Entertainment

Don’t rise early to see this ‘Dawn’

In the remake of “Red Dawn,” Russians seize the East Coast while North Korea conquers and occupies the entire Pacific Northwest. Our last hope is a handful of high school football players, nerds and cheerleaders trying their luck with rocket launchers. So it’s Kim Jong-un versus Some Young Dumb ’Uns.

After paratroopers rain down, the NorKs win over lefty sympathizers with an Occupy Wall Street-like platform of blaming “corporate corruption,” but a large portion of the country remains unconquered: We’re told that from “Michigan to Montana, Alabama to Arizona,” the American way lives on. That sounds like a right-wing fantasy to break off the coasts like crusts of bread. Yet I can hear bicoastal types murmuring, “Wait, we can unload those yokels in the fly-over states in exchange for Communist rule? Win-win!”
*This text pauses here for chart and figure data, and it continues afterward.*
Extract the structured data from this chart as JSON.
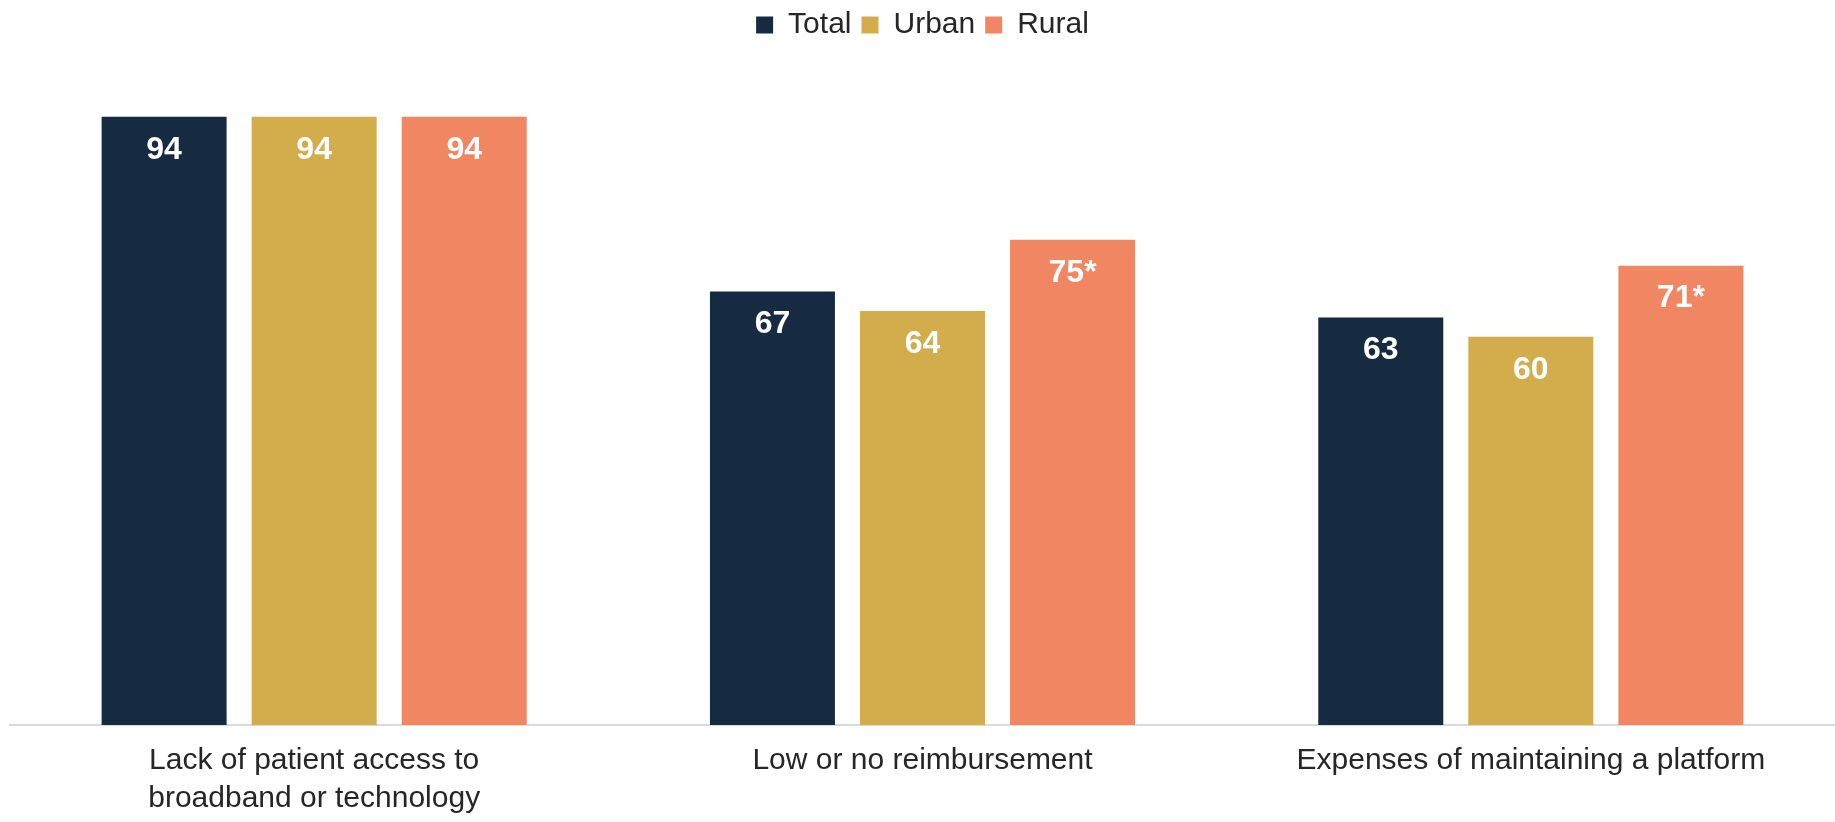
{
  "chart_data": {
    "type": "bar",
    "categories": [
      "Lack of patient access to broadband or technology",
      "Low or no reimbursement",
      "Expenses of maintaining a platform"
    ],
    "series": [
      {
        "name": "Total",
        "color": "#162a42",
        "values": [
          94,
          67,
          63
        ],
        "value_labels": [
          "94",
          "67",
          "63"
        ]
      },
      {
        "name": "Urban",
        "color": "#d3ad4c",
        "values": [
          94,
          64,
          60
        ],
        "value_labels": [
          "94",
          "64",
          "60"
        ]
      },
      {
        "name": "Rural",
        "color": "#f08662",
        "values": [
          94,
          75,
          71
        ],
        "value_labels": [
          "94",
          "75*",
          "71*"
        ]
      }
    ],
    "legend": "top"
  }
}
The 1984 “Red Dawn” was mediocre, but at least it was warmed by the nutty energy of its writer-director, John Milius, who seemed alarmingly intrigued by the second half of the injunction “Beat the Russians or die trying.”

This time, North Koreans take Spokane. “North Koreans? It doesn’t make any sense,” someone says, speaking for all the head-scratchers in the audience. It makes perfect sense if you consider that the Chinese were originally scripted as the villains, but nobody wants to mess with them anymore, not even in a movie.

Fleeing the NorKs and launching a guerrilla movement are Marine Jed Eckert (Chris Hemsworth of “Thor”), who is back from a tour in Iraq, and his little brother Matt (Josh Peck), a high school football star. They and Matt’s girl (Isabel Lucas), a geek (Josh Hutcherson), the mayor’s son (Connor Cruise) and Jed’s former camping buddy Toni (Adrianne Palicki) set up a base camp in the woods from which they launch unpredictable attacks. Whenever they win a skirmish, they scream their bloodcurdling cry, “Mighty Ducks!” Er, I mean, “Wolverines!”

The remake reuses highlights from the first film, but the two new screenwriters’ big ideas for freshening up the material are woeful. Remember when the lads kill a deer and make the youngest drink a cup of its blood? This time the kid calls it a “blood latte.” When stuck living in the woods, they say they miss playing “Call of Duty.” “Dude, we’re living ‘Call of Duty,’ and it sucks,” says another guy. A problem with the movie is that you can’t picture anyone involved in it bothering to do any more research into guerrilla warfare than was available from the nearest Xbox.

The director, a rookie named Dan Bradley, did the action scenes in the “Bourne” movies, but here the firefights are clumsily edited, unexciting, routine. When, for instance, the Wolverines disrupt a public execution with an ambush from the rooftops, you can’t tell how they pulled off the raid. All we know is a bunch of shots are fired, and when it’s over our guys are the ones still standing. Bradley can’t even find a fresh way to do a training montage.

And those scenes are Bradley at his best; when it comes to emotional stuff, like the romances between the two couples, he is MIA. The dull, predictable direction is the perfect match for a watery, nondescript cast. Patrick Swayze wasn’t much of a movie star, but he might as well have been Marlon Brando compared to Chris Hemsworth.